Mitten in der Wohnungsknappheit die Vermieter zur Kasse zu bitten und so noch mehr Wohnraum für bestimmte Zielgruppen zu verknappen: Diesen Dilettantismus bekommt so wohl nur die deutsche Bundesregierung hin!

In einer Zeit, in der viele Menschen – nicht nur coronabedingt – den Gürtel enger schnallen müssen, wird mal eben so beschlossen, dass Vermieter künftig die Hälfte der Kosten für den seit 1. Januar geltenden CO2-Preis auf Öl und Gas tragen müssen. Verzapft wurde dieser himmelschreiende Unsinn mit einem Beschluss, den die Bundesregierung letzten Mittwoch – unterstützend zum geänderten Klimaschutzgesetz – gefasst hat.

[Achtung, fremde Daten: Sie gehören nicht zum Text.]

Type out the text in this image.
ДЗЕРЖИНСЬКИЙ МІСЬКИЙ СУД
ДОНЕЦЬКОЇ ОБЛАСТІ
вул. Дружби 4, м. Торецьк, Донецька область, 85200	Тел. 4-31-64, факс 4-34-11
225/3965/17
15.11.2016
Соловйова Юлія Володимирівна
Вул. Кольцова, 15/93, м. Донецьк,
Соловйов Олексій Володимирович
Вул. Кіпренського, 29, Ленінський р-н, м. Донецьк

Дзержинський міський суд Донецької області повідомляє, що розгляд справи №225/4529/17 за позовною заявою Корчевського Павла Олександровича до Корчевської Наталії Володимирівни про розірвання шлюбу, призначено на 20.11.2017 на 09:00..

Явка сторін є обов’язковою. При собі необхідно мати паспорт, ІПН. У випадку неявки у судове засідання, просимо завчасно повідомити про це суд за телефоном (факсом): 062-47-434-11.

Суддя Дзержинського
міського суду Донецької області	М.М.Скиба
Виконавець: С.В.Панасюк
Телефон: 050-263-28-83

Lage am Wohnungsmarkt hat sich für Familien verschärft

Dass immer mehr Menschen keine bezahlbare Mietwohnung mehr finden, ist nicht erst seit ein paar Tagen Thema vieler gesellschaftlichen Debatten. Die Lage am Wohnungsmarkt verschärfte sich bereits kurz nach 2015, nach Merkels selbstherrlicher Entscheidung, Millionen Kulturfremde in unser Land zu lassen, von denen die meisten von Beginn an eine Art “Sofort-Rentner”-Status bekommen haben dürften.

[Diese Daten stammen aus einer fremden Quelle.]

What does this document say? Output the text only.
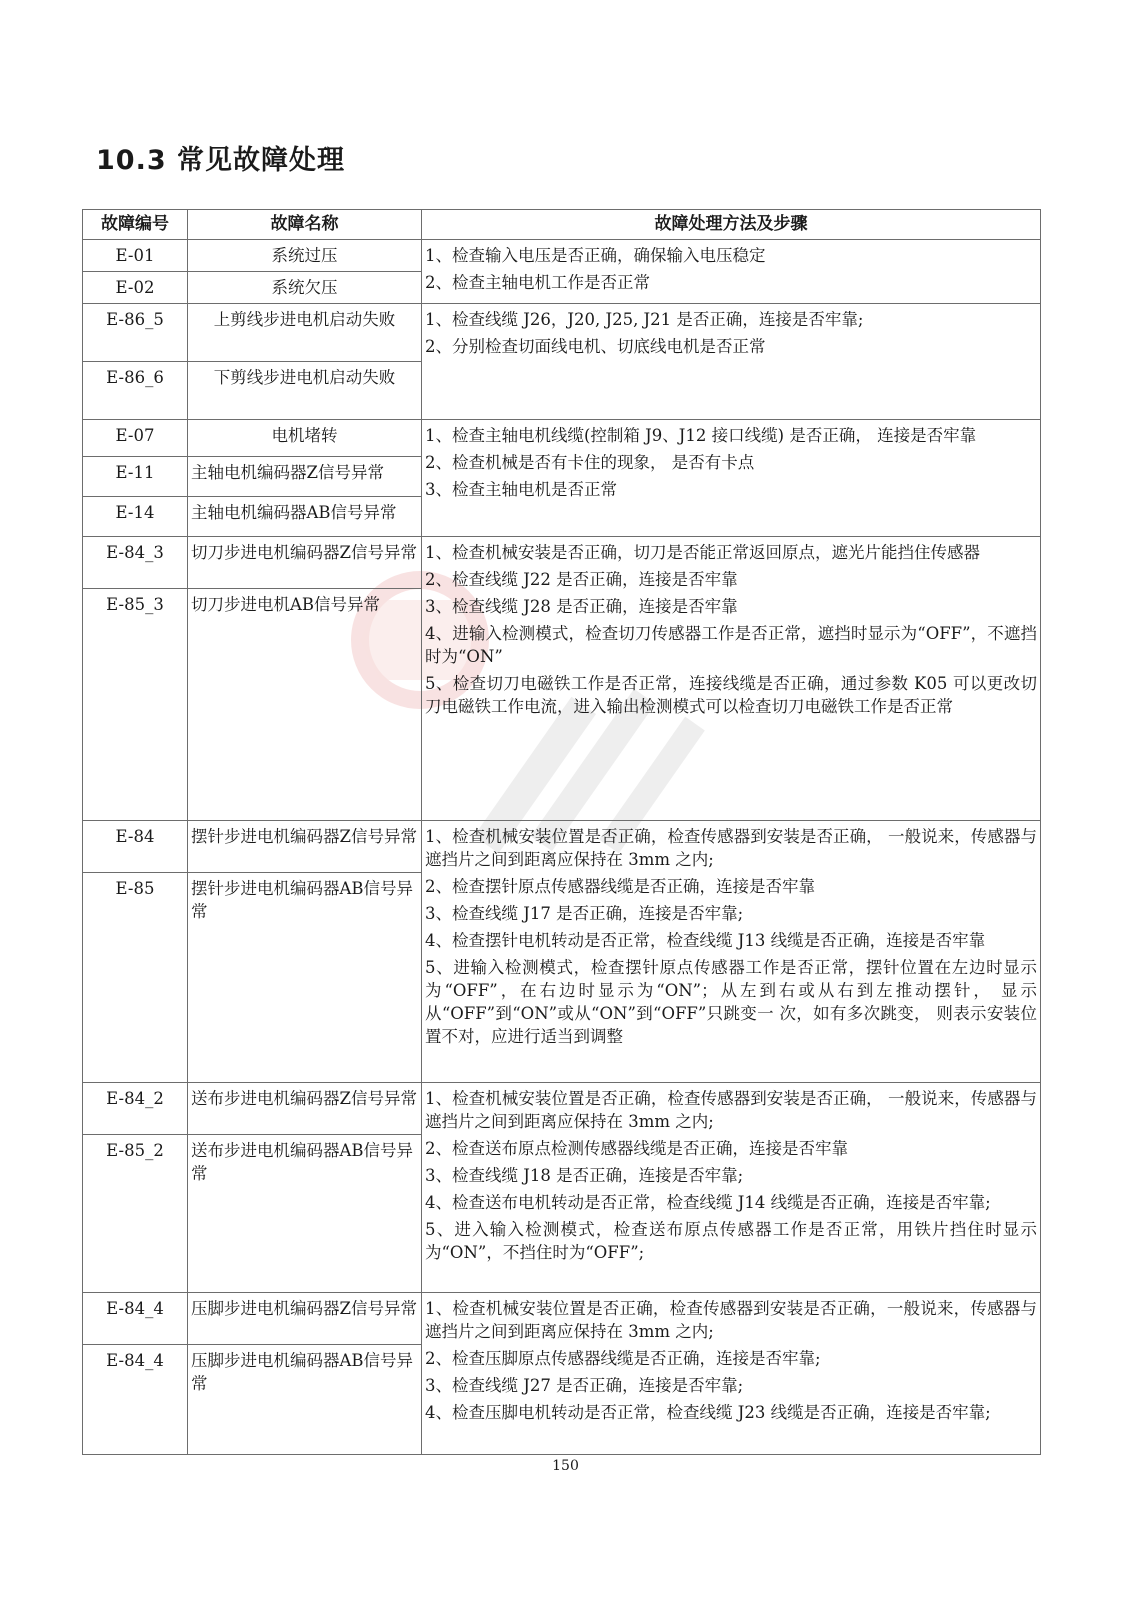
10.3 常见故障处理
故障编号	故障名称	故障处理方法及步骤
E-01	系统过压	1、检查输入电压是否正确，确保输入电压稳定

2、检查主轴电机工作是否正常

E-02	系统欠压	
E-86_5	上剪线步进电机启动失败	1、检查线缆 J26，J20, J25, J21 是否正确，连接是否牢靠;

2、分别检查切面线电机、切底线电机是否正常

E-86_6	下剪线步进电机启动失败	
E-07	电机堵转	1、检查主轴电机线缆(控制箱 J9、J12 接口线缆) 是否正确， 连接是否牢靠

2、检查机械是否有卡住的现象， 是否有卡点

3、检查主轴电机是否正常

E-11	主轴电机编码器Z信号异常	
E-14	主轴电机编码器AB信号异常	
E-84_3	切刀步进电机编码器Z信号异常	1、检查机械安装是否正确，切刀是否能正常返回原点，遮光片能挡住传感器

2、检查线缆 J22 是否正确，连接是否牢靠

3、检查线缆 J28 是否正确，连接是否牢靠

4、进输入检测模式，检查切刀传感器工作是否正常，遮挡时显示为“OFF”，不遮挡时为“ON”

5、检查切刀电磁铁工作是否正常，连接线缆是否正确，通过参数 K05 可以更改切刀电磁铁工作电流，进入输出检测模式可以检查切刀电磁铁工作是否正常

E-85_3	切刀步进电机AB信号异常	
E-84	摆针步进电机编码器Z信号异常	1、检查机械安装位置是否正确，检查传感器到安装是否正确， 一般说来，传感器与遮挡片之间到距离应保持在 3mm 之内;

2、检查摆针原点传感器线缆是否正确，连接是否牢靠

3、检查线缆 J17 是否正确，连接是否牢靠;

4、检查摆针电机转动是否正常，检查线缆 J13 线缆是否正确，连接是否牢靠

5、进输入检测模式，检查摆针原点传感器工作是否正常，摆针位置在左边时显示为“OFF”，在右边时显示为“ON”；从左到右或从右到左推动摆针， 显示从“OFF”到“ON”或从“ON”到“OFF”只跳变一 次，如有多次跳变， 则表示安装位置不对，应进行适当到调整

E-85	摆针步进电机编码器AB信号异常	
E-84_2	送布步进电机编码器Z信号异常	1、检查机械安装位置是否正确，检查传感器到安装是否正确， 一般说来，传感器与遮挡片之间到距离应保持在 3mm 之内;

2、检查送布原点检测传感器线缆是否正确，连接是否牢靠

3、检查线缆 J18 是否正确，连接是否牢靠;

4、检查送布电机转动是否正常，检查线缆 J14 线缆是否正确，连接是否牢靠;

5、进入输入检测模式，检查送布原点传感器工作是否正常，用铁片挡住时显示为“ON”，不挡住时为“OFF”;

E-85_2	送布步进电机编码器AB信号异常	
E-84_4	压脚步进电机编码器Z信号异常	1、检查机械安装位置是否正确，检查传感器到安装是否正确，一般说来，传感器与遮挡片之间到距离应保持在 3mm 之内;

2、检查压脚原点传感器线缆是否正确，连接是否牢靠;

3、检查线缆 J27 是否正确，连接是否牢靠;

4、检查压脚电机转动是否正常，检查线缆 J23 线缆是否正确，连接是否牢靠;

E-84_4	压脚步进电机编码器AB信号异常	
150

Diese Entscheidung war nicht nur in Sachen Kriminalität und Antisemitismus eine Katastrophe (bekanntlich sitzen Messer und Judenhass bei vielen dieser Konsorten mehr als locker), sie hatte auch unmittelbare Auswirkungen auf den Wohnungsmarkt.

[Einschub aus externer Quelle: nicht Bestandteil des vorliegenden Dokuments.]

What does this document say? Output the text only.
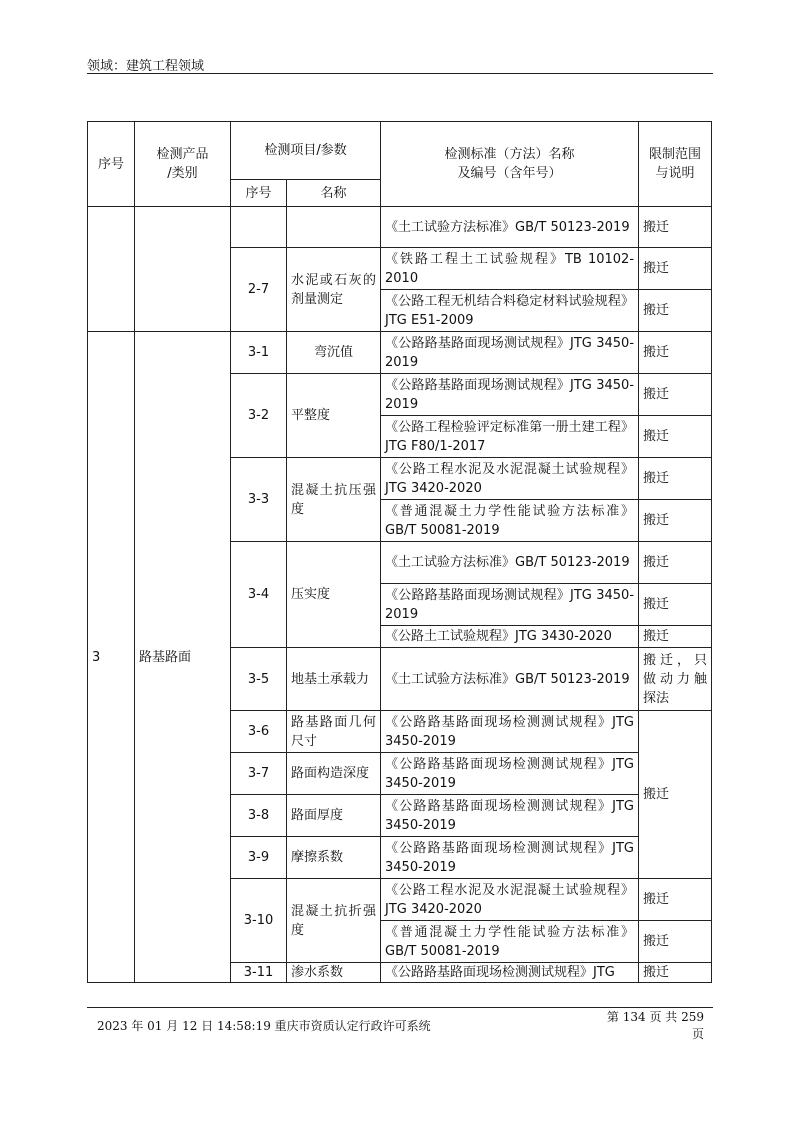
领域：建筑工程领域
序号	检测产品
/类别	检测项目/参数		检测标准（方法）名称
及编号（含年号）	限制范围
与说明
		序号	名称		
				《土工试验方法标准》GB/T 50123-2019	搬迁
		2-7	水泥或石灰的剂量测定	《铁路工程土工试验规程》TB 10102-2010	搬迁
				《公路工程无机结合料稳定材料试验规程》JTG E51-2009	搬迁
3	路基路面	3-1	弯沉值	《公路路基路面现场测试规程》JTG 3450-2019	搬迁
		3-2	平整度	《公路路基路面现场测试规程》JTG 3450-2019	搬迁
				《公路工程检验评定标准第一册土建工程》JTG F80/1-2017	搬迁
		3-3	混凝土抗压强度	《公路工程水泥及水泥混凝土试验规程》JTG 3420-2020	搬迁
				《普通混凝土力学性能试验方法标准》GB/T 50081-2019	搬迁
		3-4	压实度	《土工试验方法标准》GB/T 50123-2019	搬迁
				《公路路基路面现场测试规程》JTG 3450-2019	搬迁
				《公路土工试验规程》JTG 3430-2020	搬迁
		3-5	地基土承载力	《土工试验方法标准》GB/T 50123-2019	搬迁，只做动力触探法
		3-6	路基路面几何尺寸	《公路路基路面现场检测测试规程》JTG 3450-2019	搬迁
		3-7	路面构造深度	《公路路基路面现场检测测试规程》JTG 3450-2019	
		3-8	路面厚度	《公路路基路面现场检测测试规程》JTG 3450-2019	
		3-9	摩擦系数	《公路路基路面现场检测测试规程》JTG 3450-2019	
		3-10	混凝土抗折强度	《公路工程水泥及水泥混凝土试验规程》JTG 3420-2020	搬迁
				《普通混凝土力学性能试验方法标准》GB/T 50081-2019	搬迁
		3-11	渗水系数	《公路路基路面现场检测测试规程》JTG	搬迁
2023 年 01 月 12 日 14:58:19 重庆市资质认定行政许可系统
第 134 页 共 259
页
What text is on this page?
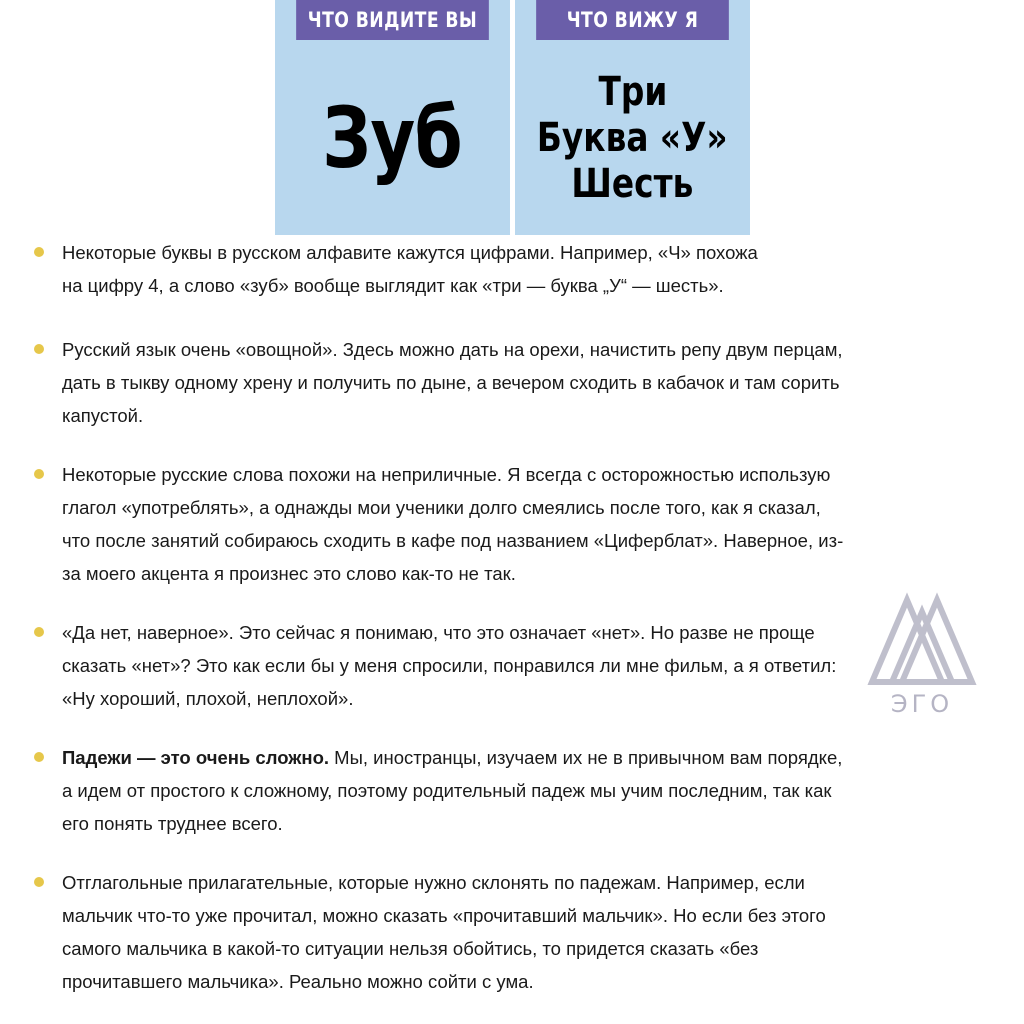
ЧТО ВИДИТЕ ВЫ
Зуб
ЧТО ВИЖУ Я
Три
Буква «У»
Шесть
Некоторые буквы в русском алфавите кажутся цифрами. Например, «Ч» похожа
на цифру 4, а слово «зуб» вообще выглядит как «три — буква „У“ — шесть».
Русский язык очень «овощной». Здесь можно дать на орехи, начистить репу двум перцам,
дать в тыкву одному хрену и получить по дыне, а вечером сходить в кабачок и там сорить
капустой.
Некоторые русские слова похожи на неприличные. Я всегда с осторожностью использую
глагол «употреблять», а однажды мои ученики долго смеялись после того, как я сказал,
что после занятий собираюсь сходить в кафе под названием «Циферблат». Наверное, из-
за моего акцента я произнес это слово как-то не так.
«Да нет, наверное». Это сейчас я понимаю, что это означает «нет». Но разве не проще
сказать «нет»? Это как если бы у меня спросили, понравился ли мне фильм, а я ответил:
«Ну хороший, плохой, неплохой».
Падежи — это очень сложно. Мы, иностранцы, изучаем их не в привычном вам порядке,
а идем от простого к сложному, поэтому родительный падеж мы учим последним, так как
его понять труднее всего.
Отглагольные прилагательные, которые нужно склонять по падежам. Например, если
мальчик что-то уже прочитал, можно сказать «прочитавший мальчик». Но если без этого
самого мальчика в какой-то ситуации нельзя обойтись, то придется сказать «без
прочитавшего мальчика». Реально можно сойти с ума.
ЭГО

Denn die Politiker der etablierten Parteien konnten die Fremden gar nicht schnell genug dezentral unterbringen und pflanzten Vermüllung, Drogengeschäfte und Gewalt auch an bis dato friedliche und saubere Orte. Wer als #EinMann mit -zig Frauen ins gelobte Deutschland kam, konnte  ebenso auf beste Wohnverhältnisse zählen, wie alleinreisende Afrikaner, von denen mancher über das Jobcenter-Geld nur lacht, weil ja andere Geschäfte viel mehr einbringen. So oder so aber haben sie hier nun fast alle ein – oftmals vom Steuerzahler bezahltes und häufig von einer “bunten” Organisation ausgesuchtes – Dach über den Kopf. So manche arabische Großfamilie residiert im besten Deutschland aller Zeiten sogar in der Jugendstil-Etage mitten in der City.

Viele Bürger können von bezahlbarem, schönen Wohnraum nur träumen

Das sind Zustände, von denen viele einheimischen Familien nur träumen können. Denn der deutsche Durchschnittsmichel muss rechnen und kann sich – selbst mit gutem Vollzeitjob – selten eine 220-Quadratmeter-Altbau-Wohnung zur Miete in einem gutbürgerlichen Hause leisten.

Für diese Bürger heißt es, wenn sie mit Kind und Kegel eine (neue) Wohnung suchen: Anstellen, anstellen und nochmals anstellen. Besichtigungen erinnern heutzutage lange schon an das Schlange stehen nach Bananen, Schallplatten & Co. in tiefsten DDR-Zeiten. Und das nicht nur in Berlin, wo viele der #wirhabenplatz-Fraktion in Massen zu Besichtigungen von angebotenen Wohnungen pilgern.

Wohnungen sind derzeit – vor allem in den deutschen Großstädten – knapp. Die familiengerechten allemal. Bevorzugt schon heute mancher Vermieter die “ruhige Einzelperson”, so wird sich das sehr bald noch verschärfen. Der gutmütige Wähler kann sich dann bei der aktuellen Bundesregierung, die kollektiv dem Klimawahn verfallen ist, bedanken. Denn an wen wird wohl ein Vermieter, der am Ende des Tages die Hälfte der Kosten für Öl oder Gas tragen muss, vermieten? An die Familie mit zwei Kindern, wo das dritte unterwegs und die Mutter womöglich wegen einer Risikoschwangerschaft daheim ist und die Wohnung schön warm haben will?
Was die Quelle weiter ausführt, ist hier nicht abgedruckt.